如同蛰伏的巨兽。不知走了多久,前方豁然出现一个黑黢黢的洞口,

像大地张开的一张沉默的巨口。那只引路的白兔,停在洞口一块突出的岩石上,

最后看了她一眼,倏地消失在洞内的黑暗里。沈青瓷在洞口踟蹰片刻。

洞内吹出的风带着浓重的土腥气和一种……铁锈般的腥甜味。恐惧攥紧了她的心,

本能地想要后退。可那洞深处,似乎传来一声极其微弱、几不可闻的***,断断续续,

气若游丝,像垂死之人最后的挣扎。是人!那点微弱的求救声瞬间压倒了恐惧。

她深吸一口气,冰凉潮湿的空气灌入肺腑,定了定神,摸索着洞壁,

小心翼翼地踏入那片未知的黑暗。洞内比外面更冷。光线从洞口艰难地透进来几缕,

勉强勾勒出嶙峋的怪石轮廓,投下扭曲晃动的影子。眼睛适应了许久,

她才勉强看清洞内的情形。目光触及洞底角落时,她的呼吸猛地一窒。一个人。一个男人。

他靠坐在冰冷的石壁上,头无力地垂着,长发散乱地披拂下来,遮住了大半面容。

一身玄色劲装早已被撕裂多处,露出底下精悍的肌肉线条,

却也被暗红的血污浸染得斑驳陆离。最触目惊心的是他左肩下方,一道狰狞的伤口皮肉外翻,

深可见骨,暗红的血仍在缓慢地渗出,将他身下的地面染成一片深褐。

浓重的血腥味正是从这里弥漫开来,几乎盖过了洞里的土腥气。他像是睡着了,

又像是……死了。只有胸膛极其微弱的起伏,证明那里还有一丝生机尚存。

沈青瓷的心在胸腔里狂跳,几乎要撞碎肋骨。她强压下喉头的惊悸,蹑手蹑脚地靠近,

每一步都踩在碎石上,发出轻微的窸窣声,在这死寂的洞里显得格外清晰。

她在他身前几步远处停下,蹲下身,试探着伸出手指,颤巍巍地探向他垂在身侧的手腕。

指尖触到一片冰凉,但皮肤下,脉搏还在顽强地、极其微弱地跳动。还活着!

这个认知让她绷紧的神经稍稍松弛了一丝。她立刻放下藤筐,动作麻利地翻找。

里面除了野菜,还有一小块干净的粗麻布,是预备着万一采到菌子包起来用的。

她小心地撕开他肩头伤口附近黏连的衣物碎片,露出那可怕的创口。

伤口边缘的皮肉已经有些发白外翻,血还在缓慢地往外渗。她屏住呼吸,

用那块粗麻布蘸取藤筐底层木筒里仅剩的一点清水,

极其轻柔地擦拭伤口周围凝结的血污和污泥。每一次触碰,都让她自己的指尖跟着微微发颤。
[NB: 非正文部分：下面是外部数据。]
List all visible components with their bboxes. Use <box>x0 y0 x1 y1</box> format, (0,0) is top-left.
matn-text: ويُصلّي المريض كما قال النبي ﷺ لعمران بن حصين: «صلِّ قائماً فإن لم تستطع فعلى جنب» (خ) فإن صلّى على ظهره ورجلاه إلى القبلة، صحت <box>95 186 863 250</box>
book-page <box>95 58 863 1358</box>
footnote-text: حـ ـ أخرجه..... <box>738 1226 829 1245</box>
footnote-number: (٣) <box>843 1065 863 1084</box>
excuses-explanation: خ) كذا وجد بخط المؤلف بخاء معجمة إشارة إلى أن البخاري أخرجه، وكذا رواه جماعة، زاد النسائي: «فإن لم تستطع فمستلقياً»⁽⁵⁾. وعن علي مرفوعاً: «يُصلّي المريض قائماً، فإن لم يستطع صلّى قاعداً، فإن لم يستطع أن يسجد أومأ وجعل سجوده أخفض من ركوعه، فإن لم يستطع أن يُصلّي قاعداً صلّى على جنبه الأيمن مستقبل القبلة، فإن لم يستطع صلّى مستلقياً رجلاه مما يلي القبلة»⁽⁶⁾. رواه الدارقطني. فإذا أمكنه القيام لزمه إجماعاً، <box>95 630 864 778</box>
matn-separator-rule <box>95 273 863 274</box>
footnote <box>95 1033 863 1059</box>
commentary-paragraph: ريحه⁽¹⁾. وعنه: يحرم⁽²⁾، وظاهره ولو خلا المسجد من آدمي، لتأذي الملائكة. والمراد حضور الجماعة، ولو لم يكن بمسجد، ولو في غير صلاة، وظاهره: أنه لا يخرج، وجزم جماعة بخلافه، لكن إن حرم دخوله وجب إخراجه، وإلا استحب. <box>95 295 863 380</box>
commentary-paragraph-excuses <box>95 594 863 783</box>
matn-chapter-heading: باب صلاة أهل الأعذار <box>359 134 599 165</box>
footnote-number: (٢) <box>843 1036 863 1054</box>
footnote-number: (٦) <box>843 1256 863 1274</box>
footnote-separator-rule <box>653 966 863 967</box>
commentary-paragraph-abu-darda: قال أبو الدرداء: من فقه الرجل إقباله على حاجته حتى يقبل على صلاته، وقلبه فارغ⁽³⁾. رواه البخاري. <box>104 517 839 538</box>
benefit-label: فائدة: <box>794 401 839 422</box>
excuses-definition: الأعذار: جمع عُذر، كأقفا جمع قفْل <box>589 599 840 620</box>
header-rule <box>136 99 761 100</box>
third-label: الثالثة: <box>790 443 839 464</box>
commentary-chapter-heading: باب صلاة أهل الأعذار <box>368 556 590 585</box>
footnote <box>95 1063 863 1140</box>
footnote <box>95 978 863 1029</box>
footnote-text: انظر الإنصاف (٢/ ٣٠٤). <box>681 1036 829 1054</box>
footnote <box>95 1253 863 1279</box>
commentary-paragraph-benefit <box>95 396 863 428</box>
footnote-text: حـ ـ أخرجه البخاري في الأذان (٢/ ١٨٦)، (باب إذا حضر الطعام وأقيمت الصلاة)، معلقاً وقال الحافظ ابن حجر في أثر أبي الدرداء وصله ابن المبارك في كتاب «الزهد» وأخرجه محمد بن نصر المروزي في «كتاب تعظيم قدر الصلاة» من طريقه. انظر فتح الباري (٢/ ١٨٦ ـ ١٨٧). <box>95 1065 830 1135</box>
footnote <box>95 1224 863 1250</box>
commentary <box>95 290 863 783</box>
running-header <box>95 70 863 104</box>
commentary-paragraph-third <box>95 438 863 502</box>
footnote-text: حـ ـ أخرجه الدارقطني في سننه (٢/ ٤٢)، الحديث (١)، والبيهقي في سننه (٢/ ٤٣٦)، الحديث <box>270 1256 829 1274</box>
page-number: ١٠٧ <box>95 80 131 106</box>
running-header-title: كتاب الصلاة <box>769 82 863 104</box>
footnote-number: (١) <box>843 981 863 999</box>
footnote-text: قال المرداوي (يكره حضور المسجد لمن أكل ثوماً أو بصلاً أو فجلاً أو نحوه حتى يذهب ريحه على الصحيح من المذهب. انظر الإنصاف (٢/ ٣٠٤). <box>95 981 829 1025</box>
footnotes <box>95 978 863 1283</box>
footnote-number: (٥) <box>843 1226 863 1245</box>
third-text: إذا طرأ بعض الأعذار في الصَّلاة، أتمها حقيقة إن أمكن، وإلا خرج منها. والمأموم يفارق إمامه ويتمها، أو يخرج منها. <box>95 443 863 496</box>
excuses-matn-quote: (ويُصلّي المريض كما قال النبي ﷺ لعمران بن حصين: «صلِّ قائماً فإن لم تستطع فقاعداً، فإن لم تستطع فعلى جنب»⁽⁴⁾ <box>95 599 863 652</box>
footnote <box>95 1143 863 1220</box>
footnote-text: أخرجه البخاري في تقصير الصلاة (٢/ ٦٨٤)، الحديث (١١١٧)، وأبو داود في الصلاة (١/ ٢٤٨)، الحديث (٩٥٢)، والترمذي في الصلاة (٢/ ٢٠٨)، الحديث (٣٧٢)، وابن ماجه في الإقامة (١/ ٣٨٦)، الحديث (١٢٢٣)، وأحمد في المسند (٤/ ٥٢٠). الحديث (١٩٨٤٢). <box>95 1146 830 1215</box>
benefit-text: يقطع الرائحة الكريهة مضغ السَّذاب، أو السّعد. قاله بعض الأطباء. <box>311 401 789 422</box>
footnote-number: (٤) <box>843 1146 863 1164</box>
清理的过程缓慢而艰难。水很快用光了,污血却似乎擦不尽。她环顾四周,

目光落在洞口附近一种叶片边缘带着细密锯齿的野草上。是刺儿菜!村里老人说过,

这种草捣烂了能止血。她立刻起身,跑到洞口,飞快地采了一大把,回到洞内,

找了块相对干净的石头,将草叶放在上面,又寻了块圆石,用力地捣碾起来。

青绿色的草汁混合着草叶的纤维渗出,散发出一股清苦的气味。

她将捣烂的刺儿菜糊小心地敷在那可怕的伤口上。草汁接触到翻卷的皮肉,

昏迷中的男人身体猛地痉挛了一下,发出一声压抑在喉咙深处的闷哼,眉头痛苦地拧紧。

沈青瓷吓得手一抖,差点把药糊掉在地上。她稳了稳神,用剩余的干净布条,

尽量轻缓地绕过他的肩膀和腋下,试图包扎固定。布条不够长,她只得一圈圈缠绕,

动作笨拙而小心,生怕再弄疼了他。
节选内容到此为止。